A bottle filling machine is set to fill bottles with soft drink to a volume of 500 millilitersmm. The actual volume is known to follow a normal distribution. The manufacturer believes the machine is under-filling bottles. A sample of 20 bottles is taken and the volume of liquid inside is measured.

bottles <- c(484.11,459.49,471.38,512.01,494.48,
             528.63,493.64,485.03,473.88,501.59,
             502.85,538.08,465.68,495.03,475.32,
             529.41,518.13,464.32,449.08,489.27)

We want to know whether the volume is less than 500 milliliters.

We have to determine whether the bottles are being consistently under filled, or whether the low mean volume for the sample could be the result of random variation.

The sample mean is calculated as follow:

mean(bottles)
## [1] 491.5705

The null hypothesis: the mean filling volume is equal to 500 milliliters.
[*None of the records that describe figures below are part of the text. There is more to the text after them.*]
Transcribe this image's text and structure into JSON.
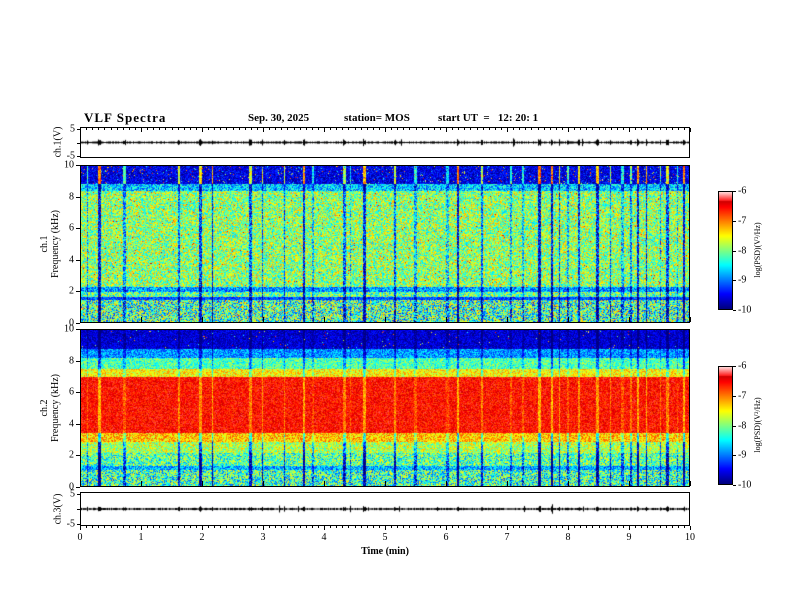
{
  "header": {
    "title": "VLF Spectra",
    "date": "Sep. 30, 2025",
    "station": "station= MOS",
    "start_ut": "start UT  =   12: 20: 1"
  },
  "axes": {
    "x": {
      "label": "Time (min)",
      "ticks": [
        0,
        1,
        2,
        3,
        4,
        5,
        6,
        7,
        8,
        9,
        10
      ],
      "lim": [
        0,
        10
      ]
    }
  },
  "colors": {
    "background": "#ffffff",
    "frame": "#000000",
    "text": "#000000",
    "colormap": "jet-like rainbow (dark blue -> cyan -> green -> yellow -> red)"
  },
  "chart_data": [
    {
      "type": "line",
      "name": "ch1-voltage-trace",
      "ylabel": "ch.1(V)",
      "ylim": [
        -5,
        5
      ],
      "yticks": [
        5,
        -5
      ],
      "xlim": [
        0,
        10
      ],
      "description": "near-flat trace at 0 V with small impulsive spikes aligned with broadband pulses"
    },
    {
      "type": "heatmap",
      "name": "ch1-spectrogram",
      "ylabel_channel": "ch.1",
      "ylabel": "Frequency (kHz)",
      "ylim": [
        0,
        10
      ],
      "yticks": [
        0,
        2,
        4,
        6,
        8,
        10
      ],
      "xlim": [
        0,
        10
      ],
      "colorbar": {
        "label": "log(PSD)(V²/Hz)",
        "ticks": [
          -6,
          -7,
          -8,
          -9,
          -10
        ],
        "max": -6,
        "min": -10
      },
      "stripes": {
        "density": 0.1,
        "min": 0.15,
        "max": 0.42
      },
      "bands": [
        {
          "range": [
            8.9,
            10.01
          ],
          "value": 0.1,
          "noise": 0.1,
          "stripe": -1.6,
          "speckle": 0.05,
          "speckle_mode": "random"
        },
        {
          "range": [
            8.45,
            8.9
          ],
          "value": 0.32,
          "noise": 0.16,
          "stripe": 0.8
        },
        {
          "range": [
            2.2,
            8.45
          ],
          "value": 0.52,
          "noise": 0.2,
          "stripe": 1.0,
          "speckle": 0.012,
          "speckle_mode": "hot"
        },
        {
          "range": [
            1.9,
            2.2
          ],
          "value": 0.28,
          "noise": 0.15,
          "stripe": 0.9
        },
        {
          "range": [
            1.6,
            1.9
          ],
          "value": 0.48,
          "noise": 0.2,
          "stripe": 1.0
        },
        {
          "range": [
            1.4,
            1.6
          ],
          "value": 0.2,
          "noise": 0.1,
          "stripe": 0.8
        },
        {
          "range": [
            0,
            1.4
          ],
          "value": 0.44,
          "noise": 0.28,
          "stripe": 1.2,
          "speckle": 0.01,
          "speckle_mode": "hot"
        }
      ]
    },
    {
      "type": "heatmap",
      "name": "ch2-spectrogram",
      "ylabel_channel": "ch.2",
      "ylabel": "Frequency (kHz)",
      "ylim": [
        0,
        10
      ],
      "yticks": [
        0,
        2,
        4,
        6,
        8,
        10
      ],
      "xlim": [
        0,
        10
      ],
      "colorbar": {
        "label": "log(PSD)(V²/Hz)",
        "ticks": [
          -6,
          -7,
          -8,
          -9,
          -10
        ],
        "max": -6,
        "min": -10
      },
      "bands": [
        {
          "range": [
            8.8,
            10.01
          ],
          "value": 0.08,
          "noise": 0.08,
          "stripe": 0.3,
          "speckle": 0.012,
          "speckle_mode": "random"
        },
        {
          "range": [
            8.2,
            8.8
          ],
          "value": 0.27,
          "noise": 0.12,
          "stripe": 0.5
        },
        {
          "range": [
            7.5,
            8.2
          ],
          "value": 0.45,
          "noise": 0.13,
          "stripe": 0.6
        },
        {
          "range": [
            7.0,
            7.5
          ],
          "value": 0.63,
          "noise": 0.12,
          "stripe": 0.5
        },
        {
          "range": [
            3.4,
            7.0
          ],
          "value": 0.87,
          "noise": 0.08,
          "stripe": 0.4
        },
        {
          "range": [
            2.8,
            3.4
          ],
          "value": 0.68,
          "noise": 0.13,
          "stripe": 0.8
        },
        {
          "range": [
            2.1,
            2.8
          ],
          "value": 0.55,
          "noise": 0.16,
          "stripe": 1.1
        },
        {
          "range": [
            1.25,
            2.1
          ],
          "value": 0.46,
          "noise": 0.2,
          "stripe": 1.3
        },
        {
          "range": [
            1.0,
            1.25
          ],
          "value": 0.3,
          "noise": 0.15,
          "stripe": 1.0
        },
        {
          "range": [
            0,
            1.0
          ],
          "value": 0.43,
          "noise": 0.24,
          "stripe": 1.2
        }
      ]
    },
    {
      "type": "line",
      "name": "ch3-voltage-trace",
      "ylabel": "ch.3(V)",
      "ylim": [
        -5,
        5
      ],
      "yticks": [
        5,
        -5
      ],
      "xlim": [
        0,
        10
      ],
      "description": "near-flat trace at 0 V with very small impulsive spikes"
    }
  ]
}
The alternative hypothesis: the mean filling volume is less than 500 milliliters.

A significance level of 0.01 is to be used.

t.test(bottles, 
       mu = 500, 
       alternative = "less", 
       conf.level = 0.99)
## 
##  One Sample t-test
## 
## data:  bottles
## t = -1.5205, df = 19, p-value = 0.07243
## alternative hypothesis: true mean is less than 500
## 99 percent confidence interval:
##      -Inf 505.6495
## sample estimates:
## mean of x 
##  491.5705

The mean volume of bottles for the sample is 491.6 ml.

The one-sided 99% confidence interval means the filling volume is likely to be less than 505.64 ml.

Because the p-value of 0.07243, the probability of selecting a sample with a mean volume less than or equal to 500 ml would be approximately 7%.

Because the p-value is not less than the significance level of 0.01, we cannot reject the null hypothesis that the mean filling volume is equal to 500 ml. In conclusion, there is no evidence that the bottles are being under-filled.